飲み物をテーブルに置き、あたしの隣に謙也も腰をかけた。部屋も広いしこのソファーふかふかや。謙也のパパは医者やし金持ちなんやろか。あたしも将来は医院長夫人…、っていらん妄想しとる場合ちゃうって。本日二回目やわ。


「なんやめっちゃドキドキすんねんけど…」
「俺もや…」
「最近お兄ちゃんに邪魔されてばっかりでなかなか二人になれなかったやん?それに久しぶりの二人きりの空間が彼氏の部屋って尚更ドキドキするわ。謙也にギューってしても誰も邪魔してこんし」


そう言ってあたしは緊張を誤魔化すように謙也の腕に抱きついた。


「なまえ、あんまかわええこと言わんといて。我慢できんくなる…」
「な、そ、そういうつもりで言ったんちゃうで!?純粋にそう思ったわけで…」
「それがアカン言うてんねん」


その瞬間、謙也にソファーに押し倒された。謙也の熱を帯びた視線から、あたしは目を逸らせなかった。


「なぁなまえ…、俺そろそろ我慢の限界やねん」
「え、ちょ、ちょっと待って謙也…!」
「待てへん」
「あたし今日女の子の日やねん!」
「へ?」


あたしから少し離れる謙也。少し驚いたような表情をしたと思ったら、顔を真っ赤にしてベッドに置いてあったクッションにうな垂れるように顔を埋めとった。


「…はずっ!!」
「け、謙也…」
「俺だけ焦って無理矢理襲おうとして…。ほんまごめん!!」
「別に無理矢理やなんて思っとらんよ?それに、女の子の日やなかったら謙也とそうしたかったし…」
「なまえ…、好きやっ!」
「ぎゃっ!!」


ガバッと思いっきり抱きつかれ、ものっそ色気のない声を出してしもうた。それでもお構いなしにあたしを抱き締める謙也の力が強くなってくる。


「け、謙也…、そろそろ苦しい…」
「あっ、堪忍ななまえ!でも自分があないなこと言うからやで。
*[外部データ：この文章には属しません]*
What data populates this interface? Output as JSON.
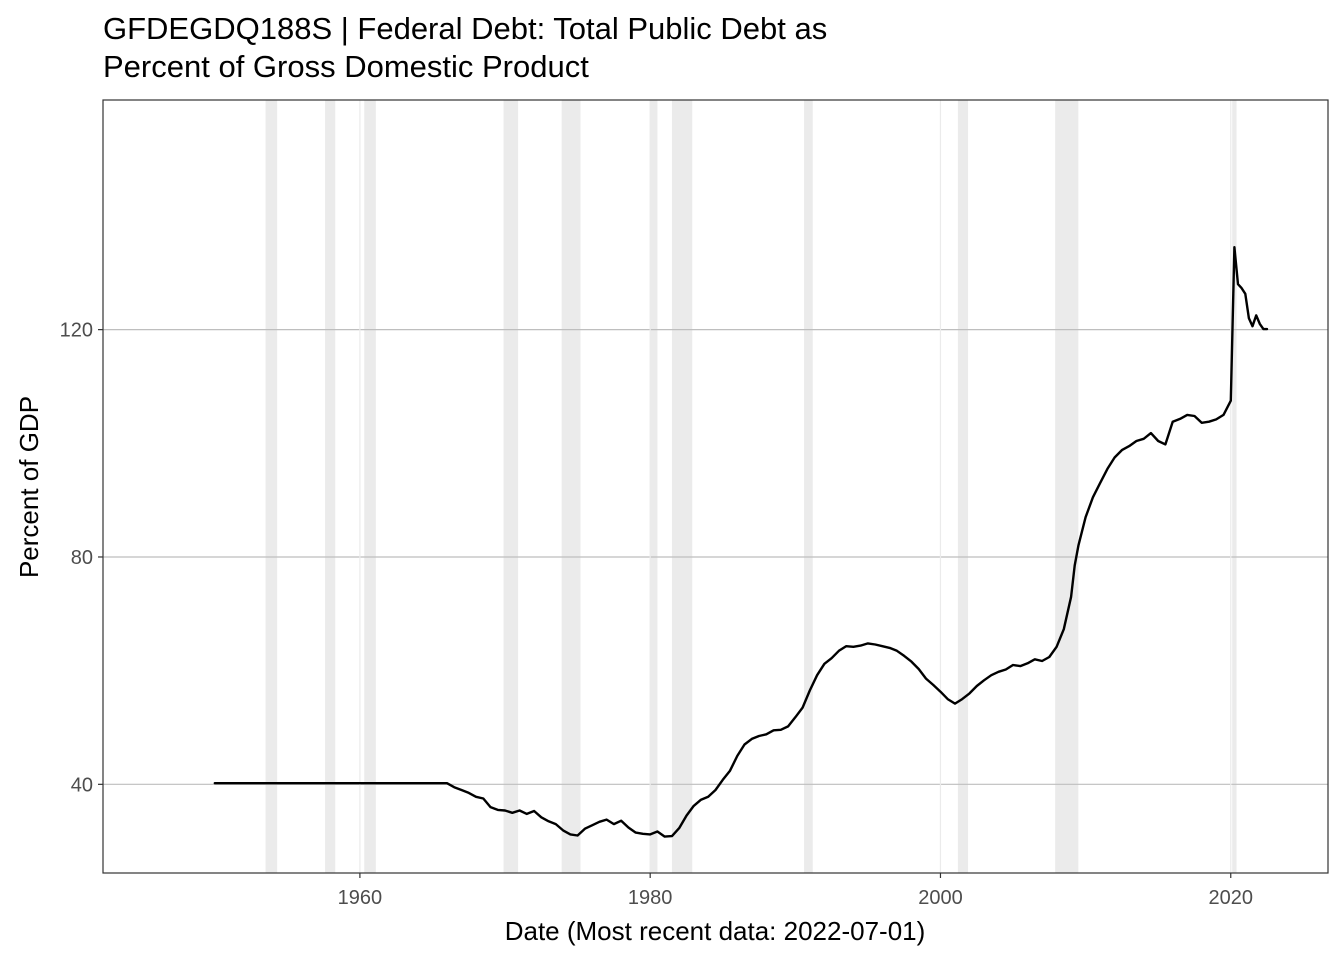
{
  "chart_data": {
    "type": "line",
    "title_line1": "GFDEGDQ188S | Federal Debt: Total Public Debt as",
    "title_line2": "Percent of Gross Domestic Product",
    "xlabel": "Date (Most recent data: 2022-07-01)",
    "ylabel": "Percent of GDP",
    "xlim": [
      1942.3,
      2026.7
    ],
    "ylim": [
      24.4,
      160.4
    ],
    "x_ticks": [
      {
        "value": 1960,
        "label": "1960"
      },
      {
        "value": 1980,
        "label": "1980"
      },
      {
        "value": 2000,
        "label": "2000"
      },
      {
        "value": 2020,
        "label": "2020"
      }
    ],
    "y_ticks": [
      {
        "value": 40,
        "label": "40"
      },
      {
        "value": 80,
        "label": "80"
      },
      {
        "value": 120,
        "label": "120"
      }
    ],
    "grid": true,
    "line_color": "#000000",
    "recession_color": "#ebebeb",
    "gridline_color": "#bebebe",
    "recessions": [
      [
        1953.5,
        1954.3
      ],
      [
        1957.6,
        1958.3
      ],
      [
        1960.3,
        1961.1
      ],
      [
        1969.9,
        1970.9
      ],
      [
        1973.9,
        1975.2
      ],
      [
        1980.0,
        1980.5
      ],
      [
        1981.5,
        1982.9
      ],
      [
        1990.6,
        1991.2
      ],
      [
        2001.2,
        2001.9
      ],
      [
        2007.9,
        2009.5
      ],
      [
        2020.1,
        2020.4
      ]
    ],
    "series": [
      {
        "x": [
          "1950-01-01",
          "1966-01-01",
          "1966-07-01",
          "1967-01-01",
          "1967-07-01",
          "1968-01-01",
          "1968-07-01",
          "1969-01-01",
          "1969-07-01",
          "1970-01-01",
          "1970-07-01",
          "1971-01-01",
          "1971-07-01",
          "1972-01-01",
          "1972-07-01",
          "1973-01-01",
          "1973-07-01",
          "1974-01-01",
          "1974-07-01",
          "1975-01-01",
          "1975-07-01",
          "1976-01-01",
          "1976-07-01",
          "1977-01-01",
          "1977-07-01",
          "1978-01-01",
          "1978-07-01",
          "1979-01-01",
          "1979-07-01",
          "1980-01-01",
          "1980-07-01",
          "1981-01-01",
          "1981-07-01",
          "1982-01-01",
          "1982-07-01",
          "1983-01-01",
          "1983-07-01",
          "1984-01-01",
          "1984-07-01",
          "1985-01-01",
          "1985-07-01",
          "1986-01-01",
          "1986-07-01",
          "1987-01-01",
          "1987-07-01",
          "1988-01-01",
          "1988-07-01",
          "1989-01-01",
          "1989-07-01",
          "1990-01-01",
          "1990-07-01",
          "1991-01-01",
          "1991-07-01",
          "1992-01-01",
          "1992-07-01",
          "1993-01-01",
          "1993-07-01",
          "1994-01-01",
          "1994-07-01",
          "1995-01-01",
          "1995-07-01",
          "1996-01-01",
          "1996-07-01",
          "1997-01-01",
          "1997-07-01",
          "1998-01-01",
          "1998-07-01",
          "1999-01-01",
          "1999-07-01",
          "2000-01-01",
          "2000-07-01",
          "2001-01-01",
          "2001-07-01",
          "2002-01-01",
          "2002-07-01",
          "2003-01-01",
          "2003-07-01",
          "2004-01-01",
          "2004-07-01",
          "2005-01-01",
          "2005-07-01",
          "2006-01-01",
          "2006-07-01",
          "2007-01-01",
          "2007-07-01",
          "2008-01-01",
          "2008-07-01",
          "2009-01-01",
          "2009-04-01",
          "2009-07-01",
          "2010-01-01",
          "2010-07-01",
          "2011-01-01",
          "2011-07-01",
          "2012-01-01",
          "2012-07-01",
          "2013-01-01",
          "2013-07-01",
          "2014-01-01",
          "2014-07-01",
          "2015-01-01",
          "2015-07-01",
          "2016-01-01",
          "2016-07-01",
          "2017-01-01",
          "2017-07-01",
          "2018-01-01",
          "2018-07-01",
          "2019-01-01",
          "2019-07-01",
          "2020-01-01",
          "2020-04-01",
          "2020-07-01",
          "2020-10-01",
          "2021-01-01",
          "2021-04-01",
          "2021-07-01",
          "2021-10-01",
          "2022-01-01",
          "2022-04-01",
          "2022-07-01"
        ],
        "y": [
          40.2,
          40.2,
          39.5,
          39.0,
          38.5,
          37.8,
          37.5,
          36.0,
          35.5,
          35.4,
          35.0,
          35.4,
          34.8,
          35.3,
          34.2,
          33.5,
          33.0,
          31.9,
          31.2,
          31.0,
          32.2,
          32.8,
          33.4,
          33.8,
          33.0,
          33.6,
          32.4,
          31.5,
          31.3,
          31.2,
          31.7,
          30.8,
          30.9,
          32.3,
          34.5,
          36.2,
          37.3,
          37.8,
          39.0,
          40.8,
          42.4,
          45.0,
          47.0,
          48.0,
          48.5,
          48.8,
          49.5,
          49.6,
          50.2,
          51.8,
          53.5,
          56.5,
          59.2,
          61.2,
          62.2,
          63.5,
          64.3,
          64.2,
          64.4,
          64.8,
          64.6,
          64.3,
          64.0,
          63.5,
          62.6,
          61.6,
          60.3,
          58.6,
          57.5,
          56.3,
          55.0,
          54.2,
          55.0,
          56.0,
          57.3,
          58.3,
          59.2,
          59.8,
          60.2,
          61.0,
          60.8,
          61.3,
          62.0,
          61.7,
          62.4,
          64.2,
          67.3,
          73.0,
          78.5,
          82.0,
          87.0,
          90.5,
          93.0,
          95.5,
          97.5,
          98.8,
          99.5,
          100.4,
          100.8,
          101.8,
          100.4,
          99.8,
          103.8,
          104.3,
          105.0,
          104.8,
          103.6,
          103.8,
          104.2,
          105.0,
          107.5,
          134.5,
          128.0,
          127.3,
          126.3,
          122.0,
          120.6,
          122.5,
          121.0,
          120.1,
          120.1
        ]
      }
    ]
  }
}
ほんまめっちゃ可愛い」
「そんな単刀直入に言われると恥ずい!」
「せやかてほんまやし…」
「もう!謙也かてヘタレのくせにかっこよすぎやで!」
「なまえ…!」
「ぎゃあ!」


本日色気のない悲鳴二回目や。また飛びつくように抱きついてきよったから。苦しいからそれを伝えると、少し抱き締める力が緩くなったが状況は変わらん。でもお兄ちゃんに邪魔されんでイチャイチャ出来るんは久しぶりやし、しばらくこのままでおりたいと思ったあたしも彼にメロメロやで。


今日の出来事は、お兄ちゃんには内緒や。